I'm listening to these pieces and I notice that the famous Beethoven's 5th rhythm features in all of them. Does anybody know if this is just coincidence or a deliberate quotation device used to thematically bind these three sonatas together?


----------



## Ukko (Jun 4, 2010)

violadude said:


> I'm listening to these pieces and I notice that the famous Beethoven's 5th rhythm features in all of them. Does anybody know if this is just coincidence or a deliberate quotation device used to thematically bind these three sonatas together?


Hah. Do you trust coincidences? Prokofieff was a very clever dude; the commissars had a hard time figuring out his motives, you shouldn't be alarmed if you can't.

I have discovered that I enjoy these sonatas more if I forget the _war_ designation and accept them as 'pure' music. Since forgetfulness is one of my skills, that procedure works well.


----------



## elgar's ghost (Aug 8, 2010)

Interesting - I've never been aware of the Beethoven connection! The convenient timeline-derived title gives the impression of bunching them together which is ironic as the USSR wasn't at war when the first of them was written - in fact, they had just recently had their noses bloodied by Finland before browbeating the Finns into an armistice that saved them from further embarrassment. And I still haven't a clue as to how no. 7 was lumbered with the name 'Stalingrad', unless it either stemmed from the Kremlin's Culture Police for propaganda purposes or from Prokofiev himself in order to keep out of trouble.
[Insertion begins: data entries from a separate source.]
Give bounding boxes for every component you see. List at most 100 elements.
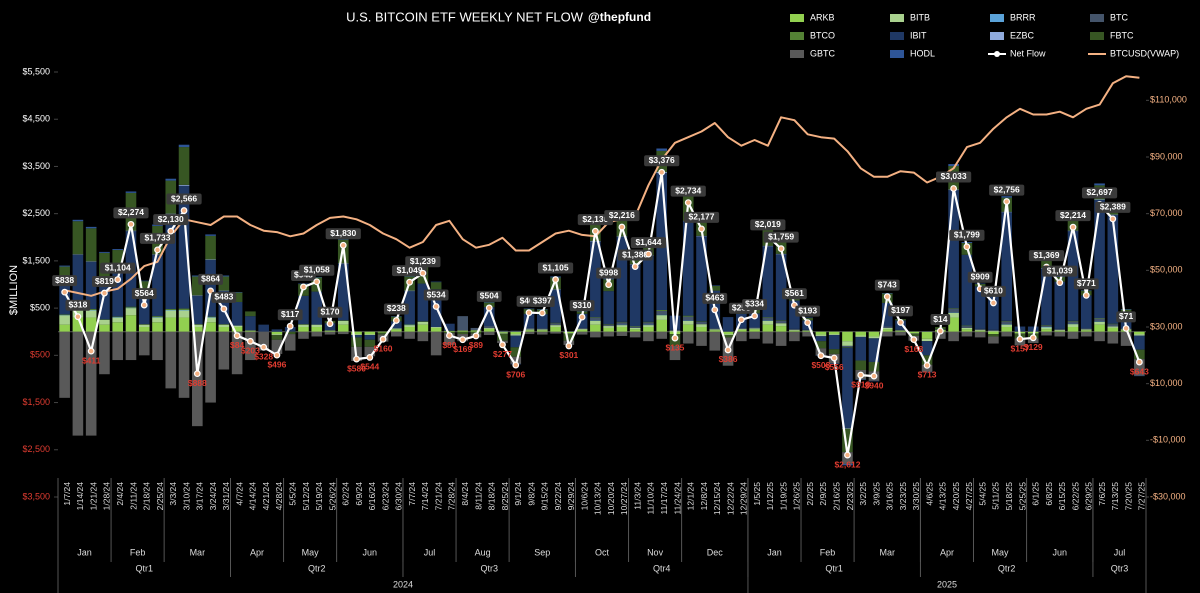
bar-segment [523, 329, 535, 331]
value-label: $168 [904, 344, 923, 354]
bar-segment [444, 323, 455, 331]
bar-segment [815, 348, 827, 356]
x-tick-label: 5/26/24 [327, 482, 337, 511]
net-flow-marker [87, 347, 95, 355]
bar-segment [590, 317, 601, 321]
net-flow-marker [233, 332, 241, 340]
value-label: $1,058 [304, 265, 330, 275]
bar-segment [643, 331, 654, 342]
bar-segment [1001, 327, 1012, 332]
x-tick-label: 5/11/25 [991, 482, 1001, 510]
bar-segment [1067, 324, 1079, 327]
x-tick-label: 6/1/25 [1030, 482, 1040, 506]
bar-segment [99, 331, 110, 375]
value-label-box [949, 229, 985, 241]
bar-segment [112, 331, 124, 361]
bar-segment [391, 321, 402, 329]
bar-segment [152, 316, 163, 318]
bar-segment [656, 315, 668, 320]
net-flow-marker [300, 283, 307, 291]
value-label: $14 [933, 314, 947, 324]
value-label-box [683, 211, 720, 223]
value-label: $411 [82, 355, 101, 365]
bar-segment [510, 356, 522, 364]
bar-segment [178, 308, 190, 310]
bar-segment [72, 331, 84, 436]
bar-segment [417, 321, 429, 325]
net-flow-marker [1109, 215, 1117, 223]
bar-segment [736, 331, 747, 342]
bar-segment [1080, 295, 1092, 329]
y-tick-label: $500 [30, 302, 50, 312]
x-tick-label: 6/8/25 [1044, 482, 1054, 506]
bar-segment [974, 286, 986, 329]
x-tick-label: 2/23/25 [845, 482, 855, 511]
value-label: $561 [785, 288, 804, 298]
value-label: $1,049 [397, 265, 423, 275]
bar-segment [1001, 324, 1012, 327]
value-label: $71 [1119, 311, 1133, 321]
bar-segment [483, 327, 495, 329]
bar-segment [430, 331, 442, 356]
value-label: $2,389 [1100, 202, 1126, 212]
y2-tick-label: $70,000 [1150, 208, 1183, 218]
value-label: $743 [878, 279, 897, 289]
bar-segment [682, 315, 694, 317]
bar-segment [550, 289, 561, 323]
value-label: $1,239 [410, 256, 436, 266]
value-label: $89 [469, 340, 483, 350]
x-group-label: Apr [940, 547, 954, 557]
value-label: $556 [825, 362, 844, 372]
bar-segment [536, 331, 548, 335]
bar-segment [669, 345, 681, 361]
bar-segment [192, 275, 203, 277]
bar-segment [948, 190, 959, 309]
bar-segment [192, 324, 203, 327]
bar-segment [470, 327, 482, 331]
bar-segment [391, 329, 402, 332]
value-label: $544 [360, 362, 379, 372]
net-flow-marker [101, 289, 108, 297]
legend-label: HODL [910, 48, 935, 58]
value-label: $318 [68, 299, 87, 309]
value-label-box [383, 303, 409, 315]
value-label-box [113, 207, 149, 219]
y-tick-label: $500 [30, 350, 50, 360]
bar-segment [271, 335, 283, 340]
bar-segment [855, 336, 867, 361]
x-tick-label: 7/13/25 [1110, 482, 1120, 511]
bar-segment [178, 331, 190, 398]
bar-segment [85, 310, 97, 318]
net-flow-marker [631, 263, 639, 270]
net-flow-marker [220, 305, 228, 313]
net-flow-marker [658, 168, 666, 176]
bar-segment [682, 316, 694, 321]
value-label-box [1116, 311, 1136, 323]
x-tick-label: 9/29/24 [566, 482, 576, 511]
legend-label: BTCO [810, 30, 835, 40]
bar-segment [908, 331, 920, 334]
value-label-box [670, 185, 706, 197]
value-label: $643 [1130, 366, 1149, 376]
value-label: $564 [135, 288, 154, 298]
x-tick-label: 6/23/24 [380, 482, 390, 511]
net-flow-marker [167, 227, 175, 235]
bar-segment [629, 329, 641, 332]
bar-segment [736, 329, 747, 332]
x-tick-label: 1/28/24 [102, 482, 112, 511]
bar-segment [1134, 335, 1145, 350]
bar-segment [470, 330, 482, 332]
value-label-box [617, 249, 653, 261]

Rather than putting nos 6, 7 and 8 together (despite apparent similarities in structure) I've always preferred to consider nos. 1-4 and 5-9 as two distinct groups based on the maturity of the composer.


----------



## starthrower (Dec 11, 2010)

I recently bought a Prokofiev piano set, so I'll listen for the "connection".










According to the liner notes in this set, Prokofiev's wife Mira stated that the composer was inspired by a biography of Beethoven when composing some of these works.


----------



## Turangalîla (Jan 29, 2012)

You MUST hear Sokolov play No. 7. There is no performance like it. (On the downside, he makes mine sound terrible.)

Enjoy y'all.


----------